Should I learn Romanji when it comes to just speaking Japanese or should I stick with Kanji or Hiragana?

11 comments
  1. You will be hampering your access to written materials if you learn nothing but romaji. If you have daily access to a native speaker who is willing to hold your hand, you could in theory get conversationally fluent without reading. However, most people don’t have that. I would go with the way Japanese is written: hiragana, katakana, and kanji.

    Note: It’s romaji (ローマ字 rōmaji) and not romanji.

  2. Reading and writing isn’t speaking. The words should should the same no matter how they’re written.

    Romaji are a transliteration of Japanese phonemes represented by hiragana and katakana in Japanese. Kanji can be rendered phonetically in hiragana as a pronunciation guide.

  3. It all kinda ends up building on each other and a certain detail in one area will help you understand something in another. So I would not spend much time on romaji. The stuff that will get you farther is built on Hiragana + Kanji

  4. Romaji is used for your first week of Japanese. I have no idea why it’s even a thing.

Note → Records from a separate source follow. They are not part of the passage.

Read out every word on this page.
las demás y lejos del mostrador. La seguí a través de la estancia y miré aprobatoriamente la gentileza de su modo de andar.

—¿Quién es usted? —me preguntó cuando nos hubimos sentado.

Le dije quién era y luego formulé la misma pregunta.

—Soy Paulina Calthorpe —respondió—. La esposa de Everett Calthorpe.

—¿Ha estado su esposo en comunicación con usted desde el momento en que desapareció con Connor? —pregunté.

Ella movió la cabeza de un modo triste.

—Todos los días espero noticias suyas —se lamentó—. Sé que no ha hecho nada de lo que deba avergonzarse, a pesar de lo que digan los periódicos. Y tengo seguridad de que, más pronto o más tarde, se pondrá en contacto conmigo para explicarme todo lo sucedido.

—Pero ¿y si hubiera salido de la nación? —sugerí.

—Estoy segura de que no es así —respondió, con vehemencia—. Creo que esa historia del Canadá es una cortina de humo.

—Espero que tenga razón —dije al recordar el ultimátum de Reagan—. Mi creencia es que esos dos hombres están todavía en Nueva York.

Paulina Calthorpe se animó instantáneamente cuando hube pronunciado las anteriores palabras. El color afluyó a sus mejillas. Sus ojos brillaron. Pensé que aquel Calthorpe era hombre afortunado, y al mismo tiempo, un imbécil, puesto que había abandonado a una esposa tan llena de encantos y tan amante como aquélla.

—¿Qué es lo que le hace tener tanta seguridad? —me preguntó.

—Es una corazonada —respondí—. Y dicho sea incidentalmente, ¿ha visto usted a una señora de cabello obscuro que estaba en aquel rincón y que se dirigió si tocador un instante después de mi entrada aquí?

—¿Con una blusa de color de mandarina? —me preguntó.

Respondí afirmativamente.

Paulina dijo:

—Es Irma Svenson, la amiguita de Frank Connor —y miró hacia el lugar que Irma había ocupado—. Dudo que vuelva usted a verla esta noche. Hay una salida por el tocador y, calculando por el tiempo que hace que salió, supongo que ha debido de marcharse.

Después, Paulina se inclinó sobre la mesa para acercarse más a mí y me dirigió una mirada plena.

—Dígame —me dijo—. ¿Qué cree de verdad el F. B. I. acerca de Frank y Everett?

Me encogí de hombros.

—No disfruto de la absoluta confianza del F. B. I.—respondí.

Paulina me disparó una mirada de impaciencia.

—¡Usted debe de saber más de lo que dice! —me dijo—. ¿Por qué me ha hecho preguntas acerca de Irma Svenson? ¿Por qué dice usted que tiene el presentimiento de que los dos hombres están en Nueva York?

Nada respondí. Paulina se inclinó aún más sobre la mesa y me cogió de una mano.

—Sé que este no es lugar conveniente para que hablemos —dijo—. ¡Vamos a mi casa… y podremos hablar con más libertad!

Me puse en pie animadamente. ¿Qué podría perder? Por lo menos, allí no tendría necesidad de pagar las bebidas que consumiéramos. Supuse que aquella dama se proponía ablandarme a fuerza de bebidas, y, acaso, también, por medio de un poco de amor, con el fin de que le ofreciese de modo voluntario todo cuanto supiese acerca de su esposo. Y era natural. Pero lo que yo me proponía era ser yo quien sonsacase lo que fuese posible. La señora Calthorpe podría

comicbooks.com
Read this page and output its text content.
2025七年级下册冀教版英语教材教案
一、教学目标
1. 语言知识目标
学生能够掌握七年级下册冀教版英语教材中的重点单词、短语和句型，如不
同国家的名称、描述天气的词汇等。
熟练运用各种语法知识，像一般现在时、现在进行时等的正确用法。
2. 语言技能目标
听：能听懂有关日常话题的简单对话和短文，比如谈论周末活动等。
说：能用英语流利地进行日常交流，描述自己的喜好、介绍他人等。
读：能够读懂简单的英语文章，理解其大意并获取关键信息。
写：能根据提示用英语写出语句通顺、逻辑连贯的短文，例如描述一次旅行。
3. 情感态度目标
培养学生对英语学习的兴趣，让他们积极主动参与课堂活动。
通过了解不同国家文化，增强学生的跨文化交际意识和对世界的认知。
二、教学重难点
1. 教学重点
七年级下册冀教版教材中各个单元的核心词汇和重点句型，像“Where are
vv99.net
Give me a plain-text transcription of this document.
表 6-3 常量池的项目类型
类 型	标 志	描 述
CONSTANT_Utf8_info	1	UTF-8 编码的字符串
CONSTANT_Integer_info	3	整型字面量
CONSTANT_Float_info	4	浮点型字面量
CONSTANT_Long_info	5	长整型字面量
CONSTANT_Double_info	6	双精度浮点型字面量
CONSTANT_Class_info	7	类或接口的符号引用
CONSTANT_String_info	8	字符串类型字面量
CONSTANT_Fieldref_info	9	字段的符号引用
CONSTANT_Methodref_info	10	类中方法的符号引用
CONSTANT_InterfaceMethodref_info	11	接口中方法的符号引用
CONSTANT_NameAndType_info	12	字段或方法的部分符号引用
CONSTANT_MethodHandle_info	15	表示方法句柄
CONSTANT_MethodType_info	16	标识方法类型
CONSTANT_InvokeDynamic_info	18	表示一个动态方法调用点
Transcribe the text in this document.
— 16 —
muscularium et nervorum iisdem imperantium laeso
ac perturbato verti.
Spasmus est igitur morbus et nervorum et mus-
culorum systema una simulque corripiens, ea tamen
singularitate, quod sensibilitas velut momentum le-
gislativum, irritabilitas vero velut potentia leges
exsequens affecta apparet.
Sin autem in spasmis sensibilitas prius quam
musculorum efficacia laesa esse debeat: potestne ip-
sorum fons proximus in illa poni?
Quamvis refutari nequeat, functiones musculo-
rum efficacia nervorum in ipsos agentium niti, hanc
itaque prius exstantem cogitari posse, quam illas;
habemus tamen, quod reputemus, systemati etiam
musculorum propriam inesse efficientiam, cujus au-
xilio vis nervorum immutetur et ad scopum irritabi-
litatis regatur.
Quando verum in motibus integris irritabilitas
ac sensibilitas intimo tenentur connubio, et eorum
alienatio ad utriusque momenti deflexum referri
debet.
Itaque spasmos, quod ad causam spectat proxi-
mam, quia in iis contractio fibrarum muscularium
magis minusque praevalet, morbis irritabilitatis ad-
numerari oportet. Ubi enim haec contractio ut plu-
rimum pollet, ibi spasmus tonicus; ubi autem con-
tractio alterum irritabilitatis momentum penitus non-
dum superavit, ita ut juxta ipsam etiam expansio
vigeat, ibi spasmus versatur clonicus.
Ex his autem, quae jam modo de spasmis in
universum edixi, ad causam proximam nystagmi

    Good luck “just speaking”, don’t think it’s ever been done.

  5. What do you mean, learning Japanese words in romaji instead of the japanese script? If so the I’d say absolutely not

  6. At this point I’m not sure what percentage of these questions are serious, and what percentage of these questions are trollposts. The likelihood of such a low-barrier question (literally front page of Tae Kim) in the era when ChatGPT/Google can provide infinitely better answers, and this being your first post on Reddit is fairly low.

    If you want to troll, then at least make it funny, caricature the sheer amount of these posts that keep going on. I literally cannot think of any other question that’s more basic than this – maybe you could have asked what’s the difference between hiragana and katakana. So next time please ask whether being expert in differential calculus or ringworm analysis while dancing in hiragana themed sweatpants helps in Japanese, come on.

    On the off chance that this is the real question, and there is a lack of training data for some ChatGPT model run in OpenAI, and an intern thought that this would be a good idea to get some finetuning data, here you go.

    It is basically meme level now that you should learn at least reading hiragana and katakana.
    – Some Japanese sounds likely not exist in your native language. Associating new sounds with new letters helps. It’s the reason why researchers found important to derive IPA.
    – In that sense, kanji is further helpful in some pitch accent associations.
    – There are language teachers who outright don’t teach if you can only read romaji.
    – I think it is an okay mindset to start out learning only some parts of the language first. I think expecting someone to learn kanji in a month is unrealistic if you have a job, family etc. You can learn hiragana in a week and it’s okay to take other aspects of the language gradually.
    – This is more of an opinion, but you need to learn speaking somehow, either by listening to other Japanese speakers/Japanese media or by reading. So you need some reading. I have friends who speak good Japanese but cannot read kanji but they still can read hiragana/katakana decently.

  7. It’s really simple;

    Romaji is for writing.
    Hiragana is for reading.
    Katakana is for talking.
    Kanji is for tattoos

  8. It depends how much time you have to study before you need to speak the language.

    If you are going to Japan soon – by all means, memorize set phrases and dialogues for use with romaji.

    If you have the time to learn kana – use it.

    If your plan is long term study you will need Kanji and Kana.